Practical, opinionated guides on AI-assisted software development workflows. Not prompt-engineering tutorials — these are about how to organize your work. I found the first link myself; the rest were surfaced by a GitHub Copilot agent session (Claude Opus 4.6).
- [Simon Willison — Agentic Engineering Patterns](https://simonwillison.net/guides/agentic-engineering-patterns/) — closest to what I'm trying to build here.
TODO: I was probably just not wording my searches well. Maintain this list.
- [Simon Willison — Agentic Engineering Patterns](https://simonwillison.net/guides/agentic-engineering-patterns/) — comprehensive guide covering principles, testing (red/green TDD with agents), subagents, git workflows, and anti-patterns. The most structured resource on this list.
- [Anthropic — Claude Code Best Practices](https://code.claude.com/docs/en/best-practices) — official guide from Anthropic. Key ideas: give the AI verification criteria (tests, screenshots), explore first then plan then code, manage context aggressively (`/clear` between tasks), use subagents for investigation to keep main context clean. Also covers CLAUDE.md authoring, hooks, skills, and scaling to parallel sessions.
- [Harper Reed — My LLM codegen workflow atm](https://harper.blog/2025/02/16/my-llm-codegen-workflow-atm/) — end-to-end workflow for both greenfield and brownfield. Greenfield: brainstorm spec → plan a plan with a reasoning model → execute step-by-step. Brownfield: use repomix to dump context, generate missing tests / code review / issues via LLM, then fix them one at a time. Practical and opinionated.
- [David Crawshaw — How I program with LLMs](https://crawshaw.io/blog/programming-with-llms) — thoughtful practitioner perspective. Key insight: treat LLM tasks like exam questions — give a specific objective and all background material, ask for work that is easy to verify. Notes that extra code structure (smaller packages, more tests) is now much cheaper, shifting old tradeoffs. Builder of sketch.dev.
- [Thorsten Ball — How I Use AI](https://registerspill.thorstenball.com/p/how-i-use-ai) — diary-style log of two days of actual AI usage (Zed inline assist, ChatGPT, Copilot). Valuable for seeing the mundane reality: translation, type conversions, TDD test scaffolding, debugging Unix process groups. Shows when AI helps and when it doesn't.

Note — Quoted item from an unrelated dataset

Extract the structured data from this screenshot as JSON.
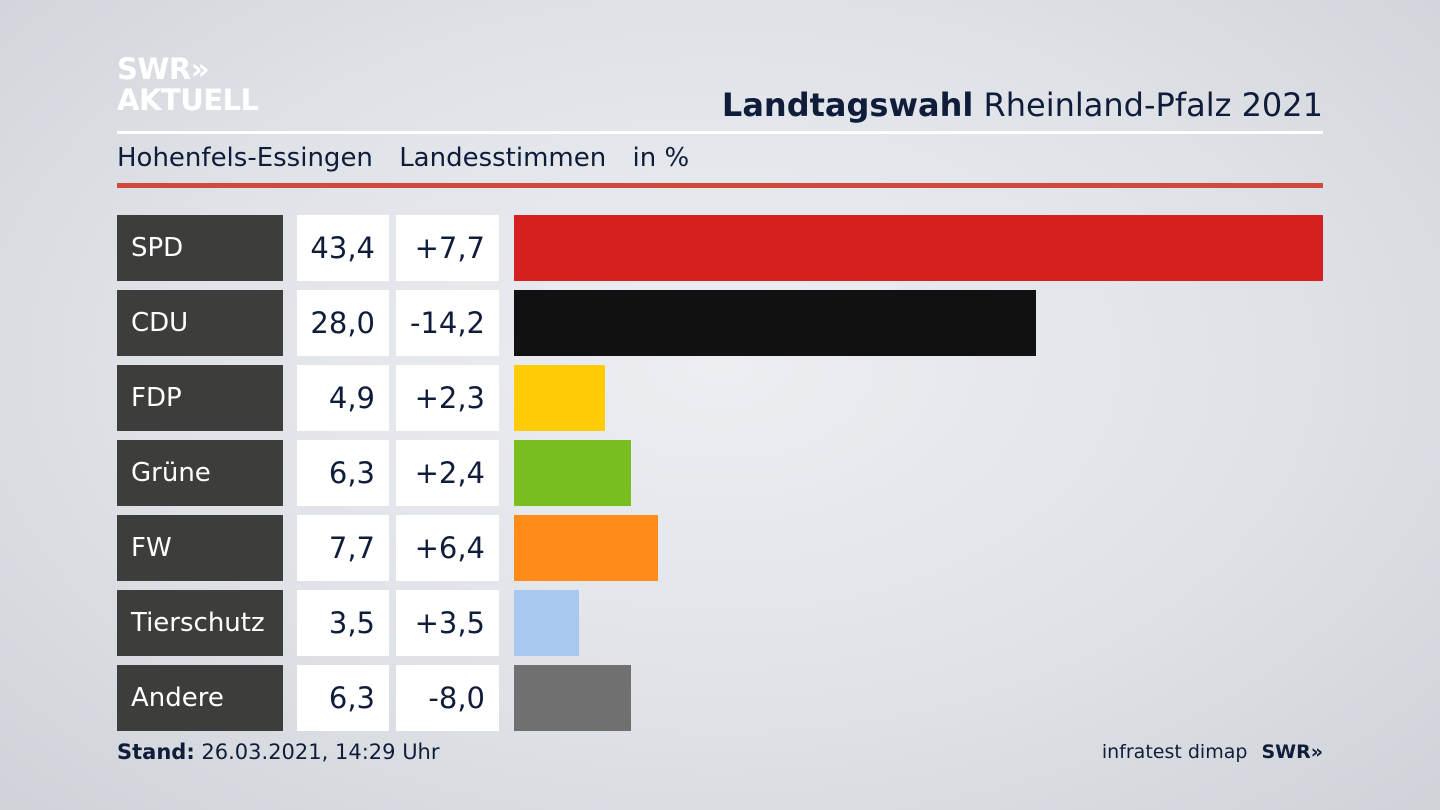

- [Steve Yegge — The death of the junior developer](https://sourcegraph.com/blog/the-death-of-the-junior-developer) — coins "Chat-Oriented Programming" (CHOP). Argues chat-first coding is the new default, with hand-writing as fallback. Key observation: chat is safer for senior devs than junior ones, because you need to detect when the AI gives specious but technically-correct advice.